The Massachusetts Democrat today announced that she has sent letters to the 15 biggest U.S. annuity issuers to ask about use of cash bonuses, trips, jewelry, electronic devices and other perks to influence producers’ advice.

Her letter includes references to promotions for term life insurance and indexed universal life insurance as well as products such as multi-year guaranteed annuities.

She is asking each company to provide a list of the incentives awarded to producers and distributors.

She is also asking for copies of incentive program fliers and copies of insurers’ incentive program disclosure policies, along with a “list of any lobbying activity by your company” related to the Labor Department’s new investment advice fiduciary regulations.

What it means: Warren intends to keep up the pressure on annuity issuers.

Warren: Warren led efforts to create the Consumer Financial Protection Bureau. She has long been a critic of what she believes to be anti-consumer financial services company practices.

She highlighted concerns about annuity sales incentives in a 2015 report, as the Labor Department was developing an earlier version of the fiduciary standard regulations that eventually died in the federal courts.

Labor Department officials refer directly to Warren’s reports in their discussion of the compensation disclosure provisions in the preamble to the new investment advice fiduciary regulations.

Warren, who is running for reelection, also is working on many other issues, including student loans and concerns about ransomware at health insurers and other companies.

The Labor Department: The Labor Department appears to be warmer to paid travel and sales incentives than Warren is.

The department said in the preamble to the main final rule that insurers and distributors cannot use noncash incentives to encourage producers to steer retirement savers planning rollovers toward certain products.

But companies can pay for training trips, and they can set minimum sales standards for the participants, officials said.

“Properly designed incentives that are simply aimed at increasing the overall amount of retirement saving and investing, without promoting specific products, would not violate the policies and procedures requirement,” officials said.

The ACLI Response: Susan Neely, the president of the American Council of Life Insurers, said in a statement that Warren’s letters ignore the protections that federal and state regulators have established in recent years and the needs of workers and retirees.
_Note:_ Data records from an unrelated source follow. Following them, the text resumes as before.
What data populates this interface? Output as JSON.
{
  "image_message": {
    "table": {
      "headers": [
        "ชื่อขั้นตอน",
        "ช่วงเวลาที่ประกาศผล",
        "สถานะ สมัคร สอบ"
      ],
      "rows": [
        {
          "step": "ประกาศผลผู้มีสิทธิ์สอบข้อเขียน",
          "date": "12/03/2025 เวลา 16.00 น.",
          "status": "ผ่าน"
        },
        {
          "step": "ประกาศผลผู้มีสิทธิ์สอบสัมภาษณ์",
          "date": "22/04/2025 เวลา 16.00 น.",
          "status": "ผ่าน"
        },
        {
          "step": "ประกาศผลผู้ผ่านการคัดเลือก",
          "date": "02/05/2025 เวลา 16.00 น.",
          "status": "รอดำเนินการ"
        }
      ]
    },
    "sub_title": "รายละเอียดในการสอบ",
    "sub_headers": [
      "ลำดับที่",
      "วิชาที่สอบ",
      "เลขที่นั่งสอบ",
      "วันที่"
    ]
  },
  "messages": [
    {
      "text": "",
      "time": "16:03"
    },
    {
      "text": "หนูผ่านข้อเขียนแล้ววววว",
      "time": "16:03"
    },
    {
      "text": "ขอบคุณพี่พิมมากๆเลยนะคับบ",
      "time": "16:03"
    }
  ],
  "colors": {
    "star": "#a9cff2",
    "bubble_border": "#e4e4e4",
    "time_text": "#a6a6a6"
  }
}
Forty-five states have adopted annuity sales standards based the National Association of Insurance Commissioners’ suitability standard model regulation update, and that update imposes limits on noncash compensation, Neely said.

“These limits directly address the conflict of interest concerns raised by the Labor Department in 2015,” Neely said.

For products classified securities, including registered indexed-linked annuities and other variable annuities, FINRA also restricts use of noncash compensation, Neely added.

“The most valuable type of noncash compensation that many financial professionals receive is health and welfare benefits,” she noted.

“The NAIC model, along with the SEC’s Regulation Best Interest, tightened rules involving annuity sales while ensuring the product — the only one in the marketplace guaranteeing lifetime income like a traditional pension — remains accessible,” Neely said. “Consumers working hard to set aside retirement savings and make it last are not served by misinformation about state and federal restrictions on noncash compensation of financial professionals who offer annuities.”